A sweeping good time

An old commercial has recently been airing again for the Dirt Devil broomvac. This commercial features several people at a dinner or cocktail party in someone’s house, and one of the guests spills something. The host immediately gets out enough broomvacs for everyone, and they all begin to sweep while performing a synchronized dance. Now I suppose this could be a gathering of Stomp members and they might believably dance together even in their off time, but seriously, who has that many broomvacs? I don’t want to go to parties if I have to clean the host’s house – that’s the whole point of visiting someone else’s house instead of having the party at my house!

Sunday, November 4, 2007

Feel Free to 'Meet The Robinsons'

Last night we rented Meet the Robinsons, and it is one of the best movies I've seen in a while. The first half is hysterically funny - completely random comments, occurances and characters keep popping up. Obviuosly the second half has more to do with resolving the plot and imparting the message, and it is a kids movie so the ending isn't a surprise, but it is still enjoyable and totally worth it for the off hand dialogue thrown in. The writiers might have been on drugs, but this is one case where randomness works - it is quirky and funny and it all meshes well rather than just being weird for the sake of being wierd. I think this may be a movie that parents like more than the kids, who may not fully appreciate the wonderfuly bizarre.

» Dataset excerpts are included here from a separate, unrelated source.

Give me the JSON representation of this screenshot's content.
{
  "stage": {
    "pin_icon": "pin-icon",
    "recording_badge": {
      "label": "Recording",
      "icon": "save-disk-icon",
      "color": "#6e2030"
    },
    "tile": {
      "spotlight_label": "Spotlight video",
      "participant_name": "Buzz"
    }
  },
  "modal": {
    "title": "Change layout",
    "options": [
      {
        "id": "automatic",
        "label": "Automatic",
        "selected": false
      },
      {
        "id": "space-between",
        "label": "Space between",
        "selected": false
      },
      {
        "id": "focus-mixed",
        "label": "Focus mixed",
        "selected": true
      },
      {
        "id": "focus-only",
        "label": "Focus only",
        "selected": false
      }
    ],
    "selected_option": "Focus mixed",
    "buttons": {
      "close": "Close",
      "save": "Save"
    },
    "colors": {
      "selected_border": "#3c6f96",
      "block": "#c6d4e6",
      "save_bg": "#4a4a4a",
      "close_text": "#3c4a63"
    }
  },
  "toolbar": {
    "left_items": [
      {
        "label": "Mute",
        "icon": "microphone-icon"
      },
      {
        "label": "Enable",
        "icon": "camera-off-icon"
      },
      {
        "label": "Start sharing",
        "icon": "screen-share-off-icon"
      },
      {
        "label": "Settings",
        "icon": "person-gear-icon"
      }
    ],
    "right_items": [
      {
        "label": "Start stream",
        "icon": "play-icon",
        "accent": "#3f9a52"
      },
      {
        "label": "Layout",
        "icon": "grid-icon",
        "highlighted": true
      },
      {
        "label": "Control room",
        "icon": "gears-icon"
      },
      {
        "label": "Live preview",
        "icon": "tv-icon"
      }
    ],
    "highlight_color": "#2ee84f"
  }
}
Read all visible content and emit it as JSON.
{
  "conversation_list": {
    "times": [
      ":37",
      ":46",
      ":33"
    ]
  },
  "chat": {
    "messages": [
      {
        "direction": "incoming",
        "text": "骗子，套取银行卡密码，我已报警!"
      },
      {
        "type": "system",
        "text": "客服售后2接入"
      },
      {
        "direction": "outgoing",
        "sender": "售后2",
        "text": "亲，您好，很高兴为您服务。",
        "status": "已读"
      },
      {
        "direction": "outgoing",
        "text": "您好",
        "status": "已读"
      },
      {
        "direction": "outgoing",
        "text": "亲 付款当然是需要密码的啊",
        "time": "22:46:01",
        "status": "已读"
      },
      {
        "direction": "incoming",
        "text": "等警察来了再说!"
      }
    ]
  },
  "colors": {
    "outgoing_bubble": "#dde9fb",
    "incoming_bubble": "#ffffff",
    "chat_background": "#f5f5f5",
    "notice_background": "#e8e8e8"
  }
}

Saturday, November 3, 2007

An Eat Free Card?

there is a new commercial for Progresso soups advertising several of their soups as being worth 0 points on the Weight Watchers system. Now, admittedly I don't know exactly how the system works, but I think you get a certain numbre of points per day that you can eat and you can 'spend' them however you want. I would assume that the points relate to calories as well as fat or sugar content. Now, what I don't understand is how anything besides ice can have 0 points. This soup has 60 calories per serving, which is great, but still a caloric intake. So how is that worth zero? I don't think people out there are going to be sitting around eating 10 cans of soup (1200 calories - a full days worth) and then thinking 'hey, I can still eat that cake and not go over my points' and ignoring the fact that they have now ingested 2500 calories that day, but still - I don't get how it can be worth nothing.

Friday, November 2, 2007

Eragon; error full

Last night Eragon was on TV and I was reminded of just how disappointing the movie was. I had really looked forward to seeing it when it came out, having loved the book as well as its sequel. Anyway, my husband and I used up one of our rare nights out to go see it in the theater, and man, was that a waste. Not that the movie itself was that bad (you can't expect much from a first time director and the writer of Jurassic park 3): it's not going to be on the top of anyone's list, but it isn't the worst of all time either (The Black Hole anyone?). The problem is that the movie barely resembles the book at all. Now I am not a purist by anymeans, I fully accept changes from source material when it is necessary for cinematic purposes. Harry Potter and the Lord of the Rings movies are perfect examples of this: nothing was changed that was absolutely necessary. When you have an epic novel obviously certains things need to be cut out or manipulated to make the movie a reasonable length and to draw in new fans. None of the changes in Eragon did this. Instead we had expanded character parts (John Malkovich overacting as Galbatorix, an character only referred to in the book), and a ridiculous ending battle that bear no resemblance to the book (flying smoke demons?). It is such a shame that this movie did such a disservice to the book, its author and the fans - it had the potential to bring to life a wonderful story and introduce new people to the world of Eragon and his dragon (explore it here). Hopefully some day someone with good intentions and actual directing (and screen writing) abilities will make the movie the book deserves.